Once we had all grown, time intervened to take its toll on her mobility and independence, and it was time to disassemble and rearrange what we had considered familiar. It was time to sell our homestead.
When her property went up on the market, Nanny decided to have a yard sale. Things were sorted, transferred, and thrown out accordingly. One item was a beautiful table that my Nanny used for sewing and ironing her clothes. On one end of the table, the distinctive, unforgiving scorch of a clothing iron blemished the otherwise perfect wood.
My Nanny was a woman of expertise. Delicate measurements in her baking, precision in her gardens, and professionalism behind the pedal of a sewing machine were characteristics I could only hope to someday inherit. Knowing that Nanny was a very cautious lady, I found the iron mark as hilarious as I did baffling. I remember laughing as I ran my hand over the age-old scorch and asked her, “Were you having a hard day?”
She laughed at me and said that she was. She paused momentarily and said, “You know, that mark wasn’t my fault. It was yours.”
She told me that one day, many years ago, a much smaller version of myself sped around our home pretending to do all that Nanny did. When she stepped away from her laundry, I picked up her clothing iron. After running the smooth, hot, metal contraption over her clothing, I lay the iron plate-down on the table.
When my Nanny found the iron, she took a moment to thank God that I hadn’t burned down the house and then made the executive decision to never tell anyone what I had done. She took full responsibility for ruining the table while I ran around the house, still giggling and playing in the sunshine of that loving and venerable home.
Anyone who inquired about the mark in the years to come was greeted with a “never you mind.”
What she may not have known then was that this would be a lesson in kindness and patience that I still carry closely with me today. When I asked her why she didn’t tell my parents or even scold me, her explanation to me that day was simple: “Your feelings were more important than a table.”
We are quick to blame, faster to hate, and swiftest to forget that we are human, too.
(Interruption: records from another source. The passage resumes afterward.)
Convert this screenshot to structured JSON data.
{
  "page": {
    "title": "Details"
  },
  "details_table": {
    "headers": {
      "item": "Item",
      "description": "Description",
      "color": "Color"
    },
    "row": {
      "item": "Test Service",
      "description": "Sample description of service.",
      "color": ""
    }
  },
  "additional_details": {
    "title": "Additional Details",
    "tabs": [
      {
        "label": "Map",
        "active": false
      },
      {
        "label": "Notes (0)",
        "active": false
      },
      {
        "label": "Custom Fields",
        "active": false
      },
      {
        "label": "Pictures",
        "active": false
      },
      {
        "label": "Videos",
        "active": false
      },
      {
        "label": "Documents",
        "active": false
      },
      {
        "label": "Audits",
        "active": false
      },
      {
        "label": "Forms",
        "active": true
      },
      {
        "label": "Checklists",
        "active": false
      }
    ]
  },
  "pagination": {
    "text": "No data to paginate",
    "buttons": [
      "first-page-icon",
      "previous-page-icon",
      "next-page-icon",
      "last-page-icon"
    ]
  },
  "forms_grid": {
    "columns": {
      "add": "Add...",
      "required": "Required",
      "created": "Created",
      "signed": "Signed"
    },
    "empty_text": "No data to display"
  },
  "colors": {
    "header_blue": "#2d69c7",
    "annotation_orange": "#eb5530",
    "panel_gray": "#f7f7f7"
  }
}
We are capable of inflicting the worst of us unto others. We are capable of making others feel unwelcome.
Reach for patience. Strive for understanding. Insist on leniency. Eliminate all macro-characteristics of a scenario and boil it down to the fact that we are all unmistakably and beautifully human beings, capable of feeling and awareness.
My Nanny would never believe that merely forgetting the incident would make me better. I was irresponsible, careless, and reckless. In every way, I deserved to be scolded. To what she measured her anger against, I’m unsure. I like to believe, however, that she measured her anger and impatience against love.
So, the next time you catch yourself ready to spit hate and call war; the next time hate makes your mouth water with ill-intended words of racism or bigotry; the next time your body quakes with unforgiveness and a deafening rage like an explosive to another’s well-being and peace of mind:
Just take the iron off the table.
In absolute and ever-lasting loving memory of Helen Patricia “Pat” (nee Myers) MacKinnon, her husband Bertram “Bertie” P. MacKinnon, and their beloved granddaughter, Nikola Helen Murphy.